S'alimenter, un acte quotidien répondant à un besoin des plus basiques, n'est pas chose facile pour tout le monde ; l'augmentation du nombre de cas de troubles alimentaires compulsifs, dits TCA, concerne un public de plus en plus varié1. Et l'anorexie et la boulimie n'en sont plus les seuls syndromes : place à l'orthorexie.

 

Définie comme ''un ensemble de pratiques alimentaires caractérisé par l’ingestion d’une nourriture saine et le rejet systématique des aliments perçus comme malsains''2, cette pathologie vit dans l'ombre de ses deux grandes sœurs suscitées, et elle n'est du reste pas unanimement définie comme telle. Par conséquent, l'ampleur du phénomène reste mal connue ; il en va de même pour son éventuelle gravité. Toutefois, ceci ne permet en aucun cas d'en déduire que ses conséquences puissent être minimes, que ce soit sur la santé du sujet ou sur sa vie sociale.
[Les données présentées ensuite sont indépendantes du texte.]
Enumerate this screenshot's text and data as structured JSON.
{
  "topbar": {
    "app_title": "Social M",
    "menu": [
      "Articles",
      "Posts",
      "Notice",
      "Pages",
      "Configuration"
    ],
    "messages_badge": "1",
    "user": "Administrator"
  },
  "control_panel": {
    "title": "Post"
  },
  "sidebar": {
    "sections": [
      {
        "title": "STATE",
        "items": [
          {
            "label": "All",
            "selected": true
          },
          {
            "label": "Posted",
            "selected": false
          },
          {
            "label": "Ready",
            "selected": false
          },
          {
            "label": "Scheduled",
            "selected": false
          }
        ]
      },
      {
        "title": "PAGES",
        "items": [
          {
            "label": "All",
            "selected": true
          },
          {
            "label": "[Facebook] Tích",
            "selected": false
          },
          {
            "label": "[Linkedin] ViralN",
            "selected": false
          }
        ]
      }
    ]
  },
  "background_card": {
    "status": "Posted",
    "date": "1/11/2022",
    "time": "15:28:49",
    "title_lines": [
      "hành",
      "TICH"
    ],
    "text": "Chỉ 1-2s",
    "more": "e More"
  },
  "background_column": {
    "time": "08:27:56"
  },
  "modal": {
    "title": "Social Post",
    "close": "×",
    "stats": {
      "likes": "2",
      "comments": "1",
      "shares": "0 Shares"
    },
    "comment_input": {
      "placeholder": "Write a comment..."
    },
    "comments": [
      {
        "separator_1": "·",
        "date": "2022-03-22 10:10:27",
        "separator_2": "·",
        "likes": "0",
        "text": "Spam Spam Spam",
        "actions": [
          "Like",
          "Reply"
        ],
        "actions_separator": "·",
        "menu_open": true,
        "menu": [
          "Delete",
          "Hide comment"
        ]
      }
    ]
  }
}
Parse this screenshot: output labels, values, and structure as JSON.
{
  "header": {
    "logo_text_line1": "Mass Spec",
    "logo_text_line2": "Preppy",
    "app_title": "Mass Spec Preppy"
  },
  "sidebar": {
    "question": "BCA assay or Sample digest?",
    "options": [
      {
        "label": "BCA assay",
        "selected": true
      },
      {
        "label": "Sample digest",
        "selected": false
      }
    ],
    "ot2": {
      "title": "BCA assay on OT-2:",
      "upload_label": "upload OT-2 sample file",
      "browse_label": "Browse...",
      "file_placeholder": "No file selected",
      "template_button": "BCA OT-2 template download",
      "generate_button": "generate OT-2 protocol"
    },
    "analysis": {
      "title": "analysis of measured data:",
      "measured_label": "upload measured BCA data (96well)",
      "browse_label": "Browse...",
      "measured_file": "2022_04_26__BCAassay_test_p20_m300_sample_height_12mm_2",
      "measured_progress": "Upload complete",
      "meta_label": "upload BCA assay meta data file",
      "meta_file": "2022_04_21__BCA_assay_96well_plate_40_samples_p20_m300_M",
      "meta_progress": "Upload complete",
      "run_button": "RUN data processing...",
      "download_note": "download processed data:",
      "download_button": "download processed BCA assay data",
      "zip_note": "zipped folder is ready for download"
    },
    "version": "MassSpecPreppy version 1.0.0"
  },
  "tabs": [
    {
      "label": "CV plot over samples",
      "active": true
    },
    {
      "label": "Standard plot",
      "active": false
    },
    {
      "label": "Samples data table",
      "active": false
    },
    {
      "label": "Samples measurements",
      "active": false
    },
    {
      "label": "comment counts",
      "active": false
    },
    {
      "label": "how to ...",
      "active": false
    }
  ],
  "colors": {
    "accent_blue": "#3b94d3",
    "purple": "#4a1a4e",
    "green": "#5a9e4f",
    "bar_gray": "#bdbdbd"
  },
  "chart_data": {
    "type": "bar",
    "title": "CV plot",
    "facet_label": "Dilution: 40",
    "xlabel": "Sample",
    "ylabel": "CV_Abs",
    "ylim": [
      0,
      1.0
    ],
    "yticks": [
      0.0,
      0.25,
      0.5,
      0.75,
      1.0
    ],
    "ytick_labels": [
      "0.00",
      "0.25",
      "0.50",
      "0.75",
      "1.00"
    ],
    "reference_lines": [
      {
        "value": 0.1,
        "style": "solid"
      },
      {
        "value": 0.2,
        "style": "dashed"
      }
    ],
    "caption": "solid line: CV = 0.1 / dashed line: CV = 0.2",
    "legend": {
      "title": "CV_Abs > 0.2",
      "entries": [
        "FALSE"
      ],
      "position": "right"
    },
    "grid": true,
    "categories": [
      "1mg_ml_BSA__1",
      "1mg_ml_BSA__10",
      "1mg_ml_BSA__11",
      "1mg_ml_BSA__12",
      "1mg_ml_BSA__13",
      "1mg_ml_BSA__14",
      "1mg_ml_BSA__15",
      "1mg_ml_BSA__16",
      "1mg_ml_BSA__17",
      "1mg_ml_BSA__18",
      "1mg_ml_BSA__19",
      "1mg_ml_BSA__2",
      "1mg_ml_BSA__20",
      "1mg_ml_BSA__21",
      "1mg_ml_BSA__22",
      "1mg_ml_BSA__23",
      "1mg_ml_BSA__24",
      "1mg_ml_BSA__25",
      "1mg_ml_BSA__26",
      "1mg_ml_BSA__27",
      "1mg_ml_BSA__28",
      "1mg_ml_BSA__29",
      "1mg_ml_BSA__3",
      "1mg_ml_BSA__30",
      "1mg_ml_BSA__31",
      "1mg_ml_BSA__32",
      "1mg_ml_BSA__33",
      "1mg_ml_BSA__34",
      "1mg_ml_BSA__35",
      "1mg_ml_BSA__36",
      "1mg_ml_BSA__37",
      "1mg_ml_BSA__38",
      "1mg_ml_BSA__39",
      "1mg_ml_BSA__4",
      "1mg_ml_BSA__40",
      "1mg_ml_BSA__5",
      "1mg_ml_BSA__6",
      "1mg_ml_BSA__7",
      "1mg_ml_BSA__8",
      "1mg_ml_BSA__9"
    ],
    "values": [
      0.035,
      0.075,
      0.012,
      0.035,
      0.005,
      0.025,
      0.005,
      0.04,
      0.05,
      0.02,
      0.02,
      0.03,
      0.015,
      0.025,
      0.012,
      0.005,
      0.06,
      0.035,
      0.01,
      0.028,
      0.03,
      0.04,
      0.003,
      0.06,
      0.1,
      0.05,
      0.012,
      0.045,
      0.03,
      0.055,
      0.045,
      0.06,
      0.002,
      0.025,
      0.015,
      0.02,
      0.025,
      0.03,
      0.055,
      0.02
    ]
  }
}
En effet, encouragée par d'omniprésentes injonctions à une alimentation saine, notamment sous formes d'« avis de spécialiste », cette pratique aux prémices louables peut facilement virer au cauchemar obsessionnel. Et le choix du menu, dans la jungle de contradictions que constituent souvent les études de diététique, peut relever du casse-tête chinois ; quand la mesure n'est pas, s'alimenter devient un parcours du combattant qui relève du pathologique. Voyons plutôt.

 

Commençons par le petit-déjeuner. L'écrasante majorité des études s'accordant sur l'importance de ce repas, l'orthorexique lambda n'y coupera pas. Et c'est le premier dilemme du jour : un jus de fruits fraîchement pressé, exit les sucres ajoutés et le pesticides ? Que nenni, il y manque la mastication ! Optons alors pour les fruits frais, mais avec modération : le fructose serait facteur d'insulino-résistance et d'hyperglicérie3… Ensuite : du pain ? Attention, même complet, c'est un vecteur de chlorure de sodium (soit de sel) et de gluten, le nouvel ennemi public numéro un. Mais quid des glucides complexes qu'il apporte ? Quand l'orthorexique raisonnable misera sur la modération, l'extrémiste bannira l'aliment. Pour des galettes de riz ? Impossible, l'index glycémique est trop élevé4. Reste peut-être les céréales complètes, telles que l'orge ou le sarrasin. Se fournir en ces dernières requiert des efforts, mais les inconvénients pratiques ne sont pas perçus face à l'importance suprême des préoccupations sanitaires du sujet psychotique.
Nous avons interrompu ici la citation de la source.